Thursday, April 22, 2010

Remembering the Future

A while ago I wrote an essay about something and mentioned “remembering the future” somewhere. As ‘Woody 7.0” gets close thoughts of a truncated future begin to impinge on consciousness. If you listen to news at all, you will remember hearing phrases that end obituaries: Dead at 83; dead at 76; dead at 91 etc. Well, guess what? The time between 7.0 and 8.3 is only 13 years. Remember how long it seemed to take to get to your 13th birthday? Not bloody long. We are talking 13 summers folks. 13 Decembers, 13 Easters. 13 Chanukahs.
Time is running out. Well, it always was running out, wasn’t it? But it didn’t seem like it when you were 22. There is a neat way to stretch the future a little: Remember it. How exactly do you do that? Fairly easy actually. All you have to do is conjure a scenario of the future, say a trip to Portugal, fill in the details from any source available, and then remember it. After all, when you remember a trip that you have already taken, all you really have are brain images to rely on, right? Well, when you remember the future you have already experienced in your mind, all you really have are brain images. So what’s the difference? Not much.

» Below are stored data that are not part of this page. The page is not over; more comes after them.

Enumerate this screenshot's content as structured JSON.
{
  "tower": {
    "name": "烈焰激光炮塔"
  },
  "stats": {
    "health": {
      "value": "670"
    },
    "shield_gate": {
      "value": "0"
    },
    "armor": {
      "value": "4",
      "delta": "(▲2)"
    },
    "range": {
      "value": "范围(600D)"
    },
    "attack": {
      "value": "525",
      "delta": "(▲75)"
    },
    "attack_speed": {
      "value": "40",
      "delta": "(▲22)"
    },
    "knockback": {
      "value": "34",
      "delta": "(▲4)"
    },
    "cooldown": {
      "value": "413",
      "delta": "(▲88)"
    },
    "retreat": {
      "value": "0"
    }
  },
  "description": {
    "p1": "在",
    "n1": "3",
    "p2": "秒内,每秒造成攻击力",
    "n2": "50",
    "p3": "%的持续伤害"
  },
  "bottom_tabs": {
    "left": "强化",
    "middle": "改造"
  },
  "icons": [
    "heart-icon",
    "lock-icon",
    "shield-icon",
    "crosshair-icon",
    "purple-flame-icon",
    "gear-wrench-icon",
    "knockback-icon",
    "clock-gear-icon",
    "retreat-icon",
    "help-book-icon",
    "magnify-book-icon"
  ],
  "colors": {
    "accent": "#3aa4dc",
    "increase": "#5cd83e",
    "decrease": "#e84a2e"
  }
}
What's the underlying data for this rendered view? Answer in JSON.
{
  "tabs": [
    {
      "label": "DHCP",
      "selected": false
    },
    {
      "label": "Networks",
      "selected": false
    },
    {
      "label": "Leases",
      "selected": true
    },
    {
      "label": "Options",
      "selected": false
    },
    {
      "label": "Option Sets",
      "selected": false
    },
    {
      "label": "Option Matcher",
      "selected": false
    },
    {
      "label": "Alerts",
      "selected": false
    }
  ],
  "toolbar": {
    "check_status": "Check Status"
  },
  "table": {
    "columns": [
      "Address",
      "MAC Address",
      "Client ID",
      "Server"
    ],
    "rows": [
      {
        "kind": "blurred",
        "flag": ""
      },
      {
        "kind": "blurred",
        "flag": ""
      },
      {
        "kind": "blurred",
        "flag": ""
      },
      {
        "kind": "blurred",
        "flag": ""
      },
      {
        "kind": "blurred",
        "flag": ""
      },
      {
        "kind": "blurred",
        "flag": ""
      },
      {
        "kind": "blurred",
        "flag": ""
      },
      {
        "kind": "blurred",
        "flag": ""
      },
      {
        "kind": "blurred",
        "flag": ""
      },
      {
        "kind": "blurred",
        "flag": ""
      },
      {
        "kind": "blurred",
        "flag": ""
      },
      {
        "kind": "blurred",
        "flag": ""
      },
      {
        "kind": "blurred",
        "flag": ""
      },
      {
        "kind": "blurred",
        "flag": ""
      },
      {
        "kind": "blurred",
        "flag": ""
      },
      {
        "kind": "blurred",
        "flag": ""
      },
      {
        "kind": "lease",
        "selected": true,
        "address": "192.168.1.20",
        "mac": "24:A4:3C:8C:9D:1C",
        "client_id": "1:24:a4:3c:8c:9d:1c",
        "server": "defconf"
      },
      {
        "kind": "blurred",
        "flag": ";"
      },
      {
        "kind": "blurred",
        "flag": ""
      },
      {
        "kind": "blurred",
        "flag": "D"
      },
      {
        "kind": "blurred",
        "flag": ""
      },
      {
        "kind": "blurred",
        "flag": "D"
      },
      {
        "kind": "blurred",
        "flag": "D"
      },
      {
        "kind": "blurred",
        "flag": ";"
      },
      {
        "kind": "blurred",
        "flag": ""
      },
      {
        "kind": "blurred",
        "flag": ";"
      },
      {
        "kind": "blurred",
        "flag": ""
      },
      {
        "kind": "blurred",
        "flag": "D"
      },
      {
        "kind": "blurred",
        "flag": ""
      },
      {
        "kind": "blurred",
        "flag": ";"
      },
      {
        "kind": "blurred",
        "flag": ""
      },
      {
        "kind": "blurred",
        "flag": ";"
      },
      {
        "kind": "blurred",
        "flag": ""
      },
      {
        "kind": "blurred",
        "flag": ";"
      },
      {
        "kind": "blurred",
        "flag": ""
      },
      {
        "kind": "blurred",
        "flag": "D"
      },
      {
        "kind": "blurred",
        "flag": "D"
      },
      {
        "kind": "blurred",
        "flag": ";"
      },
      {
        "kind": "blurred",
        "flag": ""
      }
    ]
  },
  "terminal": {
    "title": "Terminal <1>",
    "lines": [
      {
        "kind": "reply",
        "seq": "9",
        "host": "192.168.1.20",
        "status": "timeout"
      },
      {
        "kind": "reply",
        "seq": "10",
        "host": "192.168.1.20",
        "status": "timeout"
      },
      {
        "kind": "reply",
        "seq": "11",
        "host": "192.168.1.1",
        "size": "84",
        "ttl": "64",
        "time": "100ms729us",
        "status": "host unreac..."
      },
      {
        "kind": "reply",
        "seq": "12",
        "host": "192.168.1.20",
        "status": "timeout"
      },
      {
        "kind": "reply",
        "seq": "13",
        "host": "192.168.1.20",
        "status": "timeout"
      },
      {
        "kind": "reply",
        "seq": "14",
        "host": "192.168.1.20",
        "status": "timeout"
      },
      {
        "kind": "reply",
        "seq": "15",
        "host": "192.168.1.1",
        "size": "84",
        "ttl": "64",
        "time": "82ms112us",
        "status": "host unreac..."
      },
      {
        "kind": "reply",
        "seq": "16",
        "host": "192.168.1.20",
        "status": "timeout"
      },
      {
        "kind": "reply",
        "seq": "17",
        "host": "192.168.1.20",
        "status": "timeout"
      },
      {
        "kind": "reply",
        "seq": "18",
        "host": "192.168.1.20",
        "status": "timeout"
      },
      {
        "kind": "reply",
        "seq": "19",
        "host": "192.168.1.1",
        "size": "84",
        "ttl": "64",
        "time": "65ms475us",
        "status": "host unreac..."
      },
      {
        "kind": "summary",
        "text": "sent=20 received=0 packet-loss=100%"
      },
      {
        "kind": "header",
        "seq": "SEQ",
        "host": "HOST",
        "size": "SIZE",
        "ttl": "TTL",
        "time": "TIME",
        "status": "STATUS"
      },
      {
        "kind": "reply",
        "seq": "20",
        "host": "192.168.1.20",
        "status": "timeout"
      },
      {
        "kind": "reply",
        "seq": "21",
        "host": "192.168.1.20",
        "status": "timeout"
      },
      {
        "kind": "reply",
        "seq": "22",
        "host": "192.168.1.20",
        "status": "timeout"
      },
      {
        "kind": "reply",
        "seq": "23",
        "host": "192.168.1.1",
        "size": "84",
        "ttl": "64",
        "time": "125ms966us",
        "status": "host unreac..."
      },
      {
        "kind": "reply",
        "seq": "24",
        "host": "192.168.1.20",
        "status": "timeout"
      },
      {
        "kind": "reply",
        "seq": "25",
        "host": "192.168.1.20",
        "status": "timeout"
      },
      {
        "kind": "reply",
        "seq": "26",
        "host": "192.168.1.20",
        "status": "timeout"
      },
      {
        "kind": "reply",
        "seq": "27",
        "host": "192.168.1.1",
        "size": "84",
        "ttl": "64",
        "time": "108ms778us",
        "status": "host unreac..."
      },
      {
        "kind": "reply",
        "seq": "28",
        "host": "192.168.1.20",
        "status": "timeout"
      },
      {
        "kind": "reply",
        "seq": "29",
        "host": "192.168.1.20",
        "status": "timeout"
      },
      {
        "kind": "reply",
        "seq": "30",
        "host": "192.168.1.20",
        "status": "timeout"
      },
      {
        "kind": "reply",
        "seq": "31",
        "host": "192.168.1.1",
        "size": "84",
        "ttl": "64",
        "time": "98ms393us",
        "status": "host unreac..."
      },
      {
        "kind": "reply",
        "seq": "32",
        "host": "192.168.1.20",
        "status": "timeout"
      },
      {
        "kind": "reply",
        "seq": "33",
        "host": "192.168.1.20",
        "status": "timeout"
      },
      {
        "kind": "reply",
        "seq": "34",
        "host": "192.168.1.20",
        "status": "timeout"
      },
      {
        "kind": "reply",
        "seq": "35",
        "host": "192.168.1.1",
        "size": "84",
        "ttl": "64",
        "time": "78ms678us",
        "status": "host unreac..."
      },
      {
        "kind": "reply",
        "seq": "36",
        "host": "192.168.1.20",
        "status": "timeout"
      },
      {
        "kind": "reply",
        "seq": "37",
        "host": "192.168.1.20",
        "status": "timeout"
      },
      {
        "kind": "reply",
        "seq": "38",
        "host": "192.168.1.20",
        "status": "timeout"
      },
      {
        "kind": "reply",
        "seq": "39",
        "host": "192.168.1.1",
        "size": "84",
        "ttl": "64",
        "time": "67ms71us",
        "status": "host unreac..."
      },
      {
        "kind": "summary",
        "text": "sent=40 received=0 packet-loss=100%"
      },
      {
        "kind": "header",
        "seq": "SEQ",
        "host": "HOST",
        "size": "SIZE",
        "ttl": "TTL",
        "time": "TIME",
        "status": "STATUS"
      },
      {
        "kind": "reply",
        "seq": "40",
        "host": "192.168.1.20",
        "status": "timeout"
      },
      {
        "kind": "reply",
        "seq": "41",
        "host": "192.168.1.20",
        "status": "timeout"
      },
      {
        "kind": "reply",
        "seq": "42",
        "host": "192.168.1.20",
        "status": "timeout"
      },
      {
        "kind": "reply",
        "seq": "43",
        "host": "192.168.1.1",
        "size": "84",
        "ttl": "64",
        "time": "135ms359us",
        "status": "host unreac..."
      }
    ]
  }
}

In this increasingly virtual world, a lot of what we “experience” will be virtual, won’t it? One day I was wandering around in the “Eiffel Tower” in Las Vegas and heard a young woman actually say “Honey, now that we have seen the Eiffel Tower we don’t have to go to Paris”, and she was serious. That is just one step away from imaging the Tower and then remembering the image. You won’t have to go to Paris either. You think this is a load of old cods wallop? Some day when “Virtual Tourism” is a reality, and “You can travel to the ancient pyramids of Egypt from your easy chair” remember you heard it from me first. Why wait? Maybe you can fire up your Wii and bowl your way around Europe.